Writing the TC-2290 manual
[gdlr_divider type=”solid” size=”100%” ]
A Danish classic
A real studio classic, and a classy piece of engineering. The “TC-2290 Programmable Digital Delay and Effects Control Processor”- or just TC-2290 – by Danish company TC Group (formerly TC Electronics) has found a place in most high end studios across the world.
Writing the manual
Being deeply involved with the Danish music scene at the time of the launch of TC-2290, I was approcahed by the company, asking me to write the manual for the machine. I had already written the main Danish book on Synthesizers and Electronic Musical Instruments, and was a regular writer for leading Danish music magazines, so it was natural for me to accept the job.
I got a prototype unit and started writing, but it ws no easy task, since the firmware was being constantly rewritten while I was trying to catch up on the functionality. A lot of functions were added between my prototype and the final release unit. I had many talks with TC founder Kim Rishøj regarding updates and amendments, since the developments took place simultaneously with the writing.
Especially the MIDI, function keys and sampling functionality was expanded with a lot of commands during this period.
After the unit was launched, I got my prototype updated to the latest firmware and I was good to go.

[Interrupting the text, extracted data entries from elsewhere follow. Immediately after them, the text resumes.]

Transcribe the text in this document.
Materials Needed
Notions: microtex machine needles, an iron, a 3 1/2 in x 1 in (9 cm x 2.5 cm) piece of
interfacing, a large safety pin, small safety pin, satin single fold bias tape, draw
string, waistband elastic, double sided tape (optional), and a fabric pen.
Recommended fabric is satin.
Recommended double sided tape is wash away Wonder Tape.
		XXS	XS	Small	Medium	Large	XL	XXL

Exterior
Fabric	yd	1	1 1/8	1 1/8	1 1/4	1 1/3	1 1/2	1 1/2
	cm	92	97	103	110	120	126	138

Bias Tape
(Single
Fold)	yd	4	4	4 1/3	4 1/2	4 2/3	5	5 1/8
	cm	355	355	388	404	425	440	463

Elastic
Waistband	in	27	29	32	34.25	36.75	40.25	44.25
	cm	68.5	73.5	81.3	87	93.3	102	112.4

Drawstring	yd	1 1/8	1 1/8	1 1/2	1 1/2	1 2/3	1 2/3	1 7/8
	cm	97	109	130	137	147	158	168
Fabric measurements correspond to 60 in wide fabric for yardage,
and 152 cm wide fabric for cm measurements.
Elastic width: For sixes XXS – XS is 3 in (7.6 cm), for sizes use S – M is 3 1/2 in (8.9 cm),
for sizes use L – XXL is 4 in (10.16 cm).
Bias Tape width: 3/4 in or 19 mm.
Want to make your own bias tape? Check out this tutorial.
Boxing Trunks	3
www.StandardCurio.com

I used the unit extensively during my analog desk period, where I had it more or less constantly patched up to an Aux Send on my Amek Angela mixing desk. The unit is very well-sounding, and it’s unique dynamic ducking feature made it a first choice for most delay tasks. The unit quickly spread to many world class studios and became household inventory in control rooms all over the world.
End of TC chapter 1
But the business logistics were difficult for the original owners, who almost went bankrupt in 1989. The company was later sol dto Anders Faurschou, who rebuilt it and made a good business out of it. Renamed TC Group the company was recently sold to Uli Behringers Music Group.